The ADAMTS (a
disintegrin-like and
metalloproteinase domain with
thrombospondin-type 1 motifs) protein superfamily includes 19 secreted
metalloproteases and 7 secreted ADAMTS-like (ADAMTSL)
glycoproteins. The possibility of functional linkage between
ADAMTS proteins and
fibrillin microfibrils was first revealed by a human genetic consilience, in which mutations in ADAMTS10, ADAMTS17, ADAMTSL2 and ADAMTSL4 were found to phenocopy rare
genetic disorders caused by mutations affecting
fibrillin-1 (FBN1), the major microfibril component in adults.

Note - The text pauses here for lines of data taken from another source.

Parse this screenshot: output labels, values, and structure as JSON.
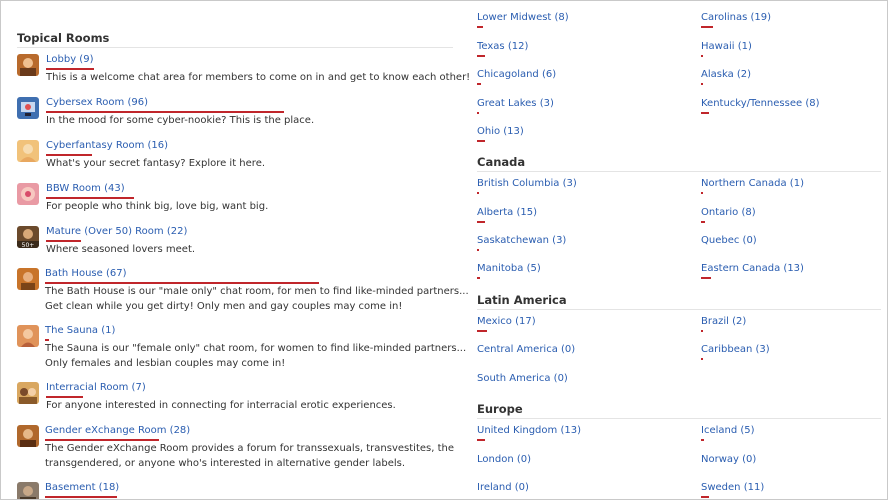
{
  "topical": {
    "title": "Topical Rooms",
    "rooms": [
      {
        "label": "Lobby (9)",
        "desc": [
          "This is a welcome chat area for members to come on in and get to know each other!"
        ],
        "avatar": "lobby"
      },
      {
        "label": "Cybersex Room (96)",
        "desc": [
          "In the mood for some cyber-nookie? This is the place."
        ],
        "avatar": "cyber"
      },
      {
        "label": "Cyberfantasy Room (16)",
        "desc": [
          "What's your secret fantasy? Explore it here."
        ],
        "avatar": "fantasy"
      },
      {
        "label": "BBW Room (43)",
        "desc": [
          "For people who think big, love big, want big."
        ],
        "avatar": "bbw"
      },
      {
        "label": "Mature (Over 50) Room (22)",
        "desc": [
          "Where seasoned lovers meet."
        ],
        "avatar": "mature"
      },
      {
        "label": "Bath House (67)",
        "desc": [
          "The Bath House is our \"male only\" chat room, for men to find like-minded partners...",
          "Get clean while you get dirty! Only men and gay couples may come in!"
        ],
        "avatar": "bath"
      },
      {
        "label": "The Sauna (1)",
        "desc": [
          "The Sauna is our \"female only\" chat room, for women to find like-minded partners...",
          "Only females and lesbian couples may come in!"
        ],
        "avatar": "sauna"
      },
      {
        "label": "Interracial Room (7)",
        "desc": [
          "For anyone interested in connecting for interracial erotic experiences."
        ],
        "avatar": "interracial"
      },
      {
        "label": "Gender eXchange Room (28)",
        "desc": [
          "The Gender eXchange Room provides a forum for transsexuals, transvestites, the",
          "transgendered, or anyone who's interested in alternative gender labels."
        ],
        "avatar": "gender"
      },
      {
        "label": "Basement (18)",
        "desc": [],
        "avatar": "basement"
      }
    ]
  },
  "usa_cont": {
    "left": [
      "Lower Midwest (8)",
      "Texas (12)",
      "Chicagoland (6)",
      "Great Lakes (3)",
      "Ohio (13)"
    ],
    "right": [
      "Carolinas (19)",
      "Hawaii (1)",
      "Alaska (2)",
      "Kentucky/Tennessee (8)"
    ]
  },
  "canada": {
    "title": "Canada",
    "left": [
      "British Columbia (3)",
      "Alberta (15)",
      "Saskatchewan (3)",
      "Manitoba (5)"
    ],
    "right": [
      "Northern Canada (1)",
      "Ontario (8)",
      "Quebec (0)",
      "Eastern Canada (13)"
    ]
  },
  "latin": {
    "title": "Latin America",
    "left": [
      "Mexico (17)",
      "Central America (0)",
      "South America (0)"
    ],
    "right": [
      "Brazil (2)",
      "Caribbean (3)"
    ]
  },
  "europe": {
    "title": "Europe",
    "left": [
      "United Kingdom (13)",
      "London (0)",
      "Ireland (0)"
    ],
    "right": [
      "Iceland (5)",
      "Norway (0)",
      "Sweden (11)"
    ]
  },
  "colors": {
    "link": "#2a5db0",
    "activity_bar": "#c0262b"
  }
}
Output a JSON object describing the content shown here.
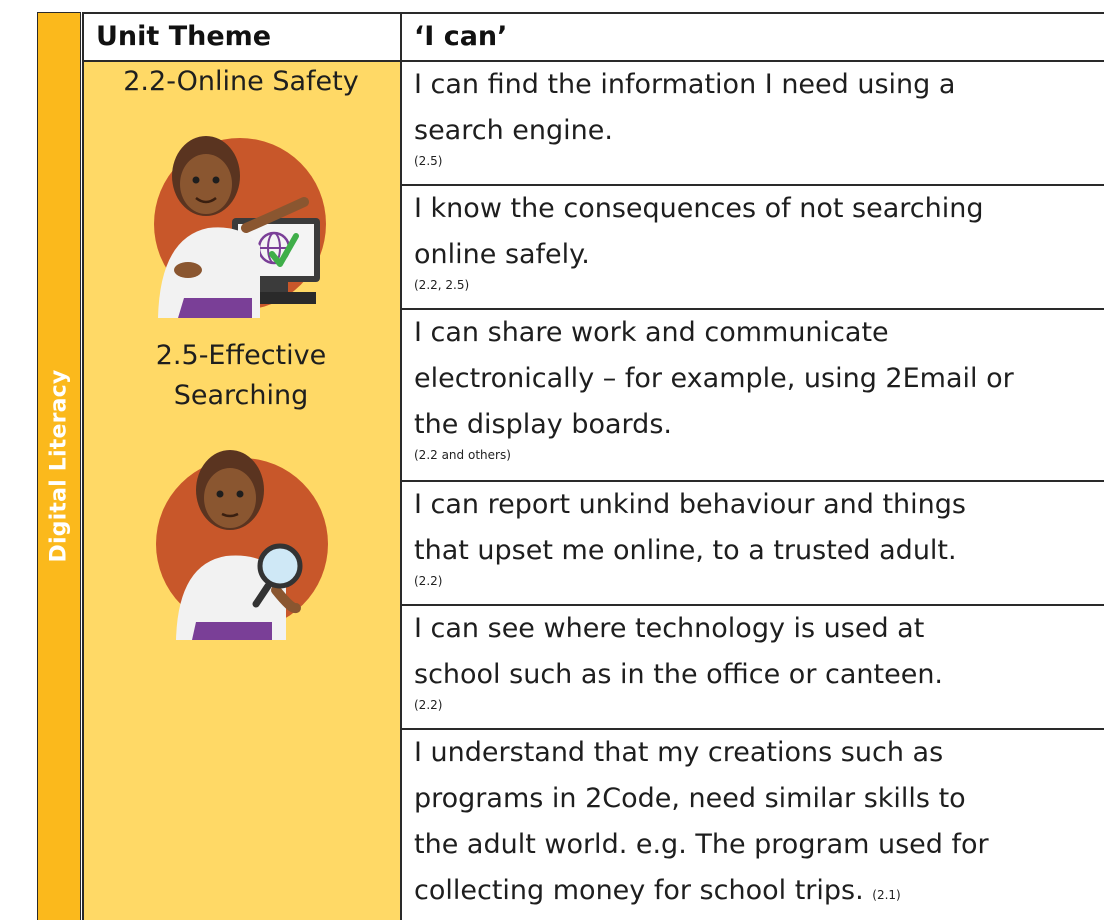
{
  "sidebar": {
    "label": "Digital Literacy"
  },
  "header": {
    "unit_theme": "Unit Theme",
    "i_can": "‘I can’"
  },
  "themes": [
    {
      "title": "2.2-Online Safety"
    },
    {
      "title_line1": "2.5-Effective",
      "title_line2": "Searching"
    }
  ],
  "rows": [
    {
      "lines": [
        "I can find the information I need using a",
        "search engine."
      ],
      "ref": "(2.5)"
    },
    {
      "lines": [
        "I know the consequences of not searching",
        "online safely."
      ],
      "ref": "(2.2, 2.5)"
    },
    {
      "lines": [
        "I can share work and communicate",
        "electronically – for example, using 2Email or",
        "the display boards."
      ],
      "ref": "(2.2 and others)"
    },
    {
      "lines": [
        "I can report unkind behaviour and things",
        "that upset me online, to a trusted adult."
      ],
      "ref": "(2.2)"
    },
    {
      "lines": [
        "I can see where technology is used at",
        "school such as in the office or canteen."
      ],
      "ref": "(2.2)"
    },
    {
      "lines": [
        "I understand that my creations such as",
        "programs in 2Code, need similar skills to",
        "the adult world. e.g. The program used for",
        "collecting money for school trips."
      ],
      "ref": "(2.1)"
    }
  ],
  "colors": {
    "sidebar": "#fbb91c",
    "theme_column": "#ffd966",
    "avatar_bg": "#c8572a"
  },
  "icons": [
    "online-safety-avatar",
    "globe-check-icon",
    "effective-searching-avatar",
    "magnifier-icon"
  ]
}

The manifestations of these ADAMTS gene disorders in humans and animals suggested that they participated in the structural and regulatory roles of microfibrils. Whereas two such disorders,
Weill-Marchesani syndrome 1 and
Weill-Marchesani-like syndrome involve
proteases (ADAMTS10 and ADAMTS17, respectively),
geleophysic dysplasia and
isolated ectopia lentis in humans involve ADAMTSL2 and ADAMTSL4, respectively, which are not
proteases. In addition to broadly similar dysmorphology, individuals affected by
Weill-Marchesani syndrome 1,
Weill-Marchesani-like syndrome or
geleophysic dysplasia each show characteristic anomalies suggesting molecule-, tissue-, or context-specific functions for the respective
ADAMTS proteins.
Ectopia lentis occurs in each of these conditions except
geleophysic dysplasia, and is due to a defect in the ciliary zonule, which is predominantly composed of FBN1 microfibrils. Together, this strongly suggests that
ADAMTS proteins are involved either in microfibril assembly, stability, and anchorage, or the formation of function-specific supramolecular networks having microfibrils as their foundation. Here, the genetics and molecular biology of this subset of
ADAMTS proteins is discussed from the perspective of how they might contribute to fully functional or function-specific microfibrils.